Nahdliyin Bersatu Menangkan Pilpres, Mungkinkah?
Jangankan urusan Pilpres, urusan yang lebih besar dari itu pun insyaallah akan dimenangkan oleh warga Nahdlatul Ulama (Nadliyin) bila mereka kompak dan bersatu.
Sengaja kita tidak bicara tentang umat Islam. Sebab kalau umat Islam itu ya semuanya, bukan hanya Nahdliyin. Jumlahnya mayoritas di negeri ini, urusannya lebih kompleks.
Kalau disebut umat Islam, baik Anies, Prabowo, Ganjar, Gus Imin, adalah bagian dari umat Islam. Tapi kalau disebut Nahdliyin, semua orang tahu, Gus Imin -untuk sementara ini- adalah bakal Cawapres yang secara ‘biologis’ dan ideologis asli NU. 24 karat.
Karena itu, kalau Nahdliyin bersatu memenagkan kader asli mereka, hitung-hitungan di atas kertas, ya besar kemungkinan menang. Itu kalau kader NU yang maju Pilpres cuma satu, kalau lebih dari satu, lain lagi ceritanya.
Hanya saja, yang membuat kita trenyuh, belum juga ada pendaftaran pasangan, di tubuh Nahdliyin sudah nampak ketidakbersatuan. Itu terjadi setelah ada deklarasi pasangan AMIN, Anies Baswedan-Muhaimin Iskandar.
Ketum PBNU Gus Yahya bilang, “tidak ada paslon atas nama NU”, “klaim didukung kiai PBNU tidak benar”, dan lainnya. Lalu, adiknya Gus Yahya yang juga Menteri Agama Yaqut Cholil Qoumas, dalam acara Kemenag malah lantang mengaku tak memilih AMIN. Di mimbar Keemenag, yang mikrofonnya dibayar pajak rakyat melalui APBN itu, Yaqut mengatakan “Amin bid’ah”.
Konon ngakunya bercanda. Tapi candanya tidak lucu. Tak pantas. Memuakkan. Semua orang paham, amin, dalam konteks politik saat ini, bukanlah “Amin” nama orang sebagaimana dia maksud. Buka pula “Aamiin” yang diucapkan orang-orang saat mengaminkan doa atau dalam shalat usai imam melantukan “..waladholliin…” tapi AMIN saat ini ya Anies-Muhaimin.
Yaqut ini namanya masih ada di dalam struktur kepengurusan DPP PKB Masa Bhakti 2019-2024 yang di-SK-kan oleh Menkumham.

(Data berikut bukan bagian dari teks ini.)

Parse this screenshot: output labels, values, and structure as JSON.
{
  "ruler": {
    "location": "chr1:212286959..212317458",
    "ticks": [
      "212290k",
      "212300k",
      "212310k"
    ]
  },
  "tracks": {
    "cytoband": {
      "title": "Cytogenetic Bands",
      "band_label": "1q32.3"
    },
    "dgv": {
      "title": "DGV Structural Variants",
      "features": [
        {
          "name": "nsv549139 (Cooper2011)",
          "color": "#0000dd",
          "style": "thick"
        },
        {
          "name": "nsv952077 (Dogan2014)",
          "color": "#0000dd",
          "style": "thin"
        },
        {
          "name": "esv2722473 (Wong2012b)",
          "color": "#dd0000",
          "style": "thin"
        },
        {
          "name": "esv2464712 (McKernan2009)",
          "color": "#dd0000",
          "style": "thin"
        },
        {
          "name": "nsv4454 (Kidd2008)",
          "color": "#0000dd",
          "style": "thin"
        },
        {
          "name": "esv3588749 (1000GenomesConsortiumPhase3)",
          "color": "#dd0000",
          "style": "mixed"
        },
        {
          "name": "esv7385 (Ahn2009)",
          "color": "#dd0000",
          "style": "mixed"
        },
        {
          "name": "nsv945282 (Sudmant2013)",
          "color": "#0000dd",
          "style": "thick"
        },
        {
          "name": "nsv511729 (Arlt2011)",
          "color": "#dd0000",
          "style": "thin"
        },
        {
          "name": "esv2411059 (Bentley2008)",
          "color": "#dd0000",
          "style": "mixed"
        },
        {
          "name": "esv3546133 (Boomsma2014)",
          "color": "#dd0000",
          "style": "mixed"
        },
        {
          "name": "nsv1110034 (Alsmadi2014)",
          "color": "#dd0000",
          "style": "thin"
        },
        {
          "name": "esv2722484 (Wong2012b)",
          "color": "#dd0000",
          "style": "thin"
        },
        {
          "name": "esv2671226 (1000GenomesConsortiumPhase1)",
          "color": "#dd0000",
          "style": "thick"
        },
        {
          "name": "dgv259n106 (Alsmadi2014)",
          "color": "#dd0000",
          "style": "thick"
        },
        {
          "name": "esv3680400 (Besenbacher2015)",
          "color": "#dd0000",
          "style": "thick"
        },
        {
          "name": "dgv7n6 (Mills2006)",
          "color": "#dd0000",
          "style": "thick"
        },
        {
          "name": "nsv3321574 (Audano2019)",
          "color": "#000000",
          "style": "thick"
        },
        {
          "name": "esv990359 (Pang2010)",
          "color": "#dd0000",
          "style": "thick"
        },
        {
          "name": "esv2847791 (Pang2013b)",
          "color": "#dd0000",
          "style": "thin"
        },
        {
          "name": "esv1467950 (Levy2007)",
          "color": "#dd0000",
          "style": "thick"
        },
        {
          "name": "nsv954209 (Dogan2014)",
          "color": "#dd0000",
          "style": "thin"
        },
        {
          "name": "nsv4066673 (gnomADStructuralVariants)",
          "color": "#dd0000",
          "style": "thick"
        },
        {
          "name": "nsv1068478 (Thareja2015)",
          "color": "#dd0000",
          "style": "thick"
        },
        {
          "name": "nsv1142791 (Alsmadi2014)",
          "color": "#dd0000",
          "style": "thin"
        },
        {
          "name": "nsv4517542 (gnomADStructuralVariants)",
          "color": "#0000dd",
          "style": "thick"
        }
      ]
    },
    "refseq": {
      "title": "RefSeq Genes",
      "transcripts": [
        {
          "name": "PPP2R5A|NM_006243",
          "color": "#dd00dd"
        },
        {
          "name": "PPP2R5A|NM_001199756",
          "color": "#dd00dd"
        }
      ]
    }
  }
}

Yaqut tertulis menjabat sebagai Ketua Bidang Pertahanan dan Keamanan. Kita belum tahu perkembangan terbaru dari internal PKB apakah ada pencoretan nama dia dari kepengurusan atau tidak. Jadi kita tidak tahu persis hal apa yang menyebabkan Yaqut beroposisi dengan Cak Imin.
Menggunakan istilah “bid’ah” untuk menstigma pasangan AMIN, jelas perkara serius. Ini bukan sindiran atau satire belaka. Jamak diketahui, istilah “bid’ah” sering digunakan oleh kelompok Wahabi. Nah, karena salah satu partai pengusung AMIN adalah PKS, disitulah letak keseriusannya. Yaqut seolah tutup mata dan telinga, tidak tahu dan tidak mau tahu, bila PKS bukanlah Wahabi. Tapi apa mau dikata, orang seperti ini prinsipnya “pokok’e”, tanpa melihat ada perubahan di kelompok lain.
Sebab dari semua ini, sejatinya adalah adanya perbedaan kepentingan politik. Perbedaan inilah yang menurut Prof. Dr. Muhammad Abu Zahrah dalam mukadimah bukunya “Tarikh al Mazhahib al Islamiyyah”, disebutnya sebagai perbedaan yang menghilangkan persatuan.
Dalam konteks Pileg dan Pilpres misalnya, di tubuh Nahdliyin dan para elitenya dengan mudah dapat dibaca adanya kelompok-kelompok.
Ada kelompok yang luarnya hijau dalamnya pun hijau. Ini adalah Nahdliyin yang berpartai di partai Islam atau partai berbasis massa Islam. Tapi ada pula kelompok “Semangka”, luarnya hijau tetapi dalamnya merah.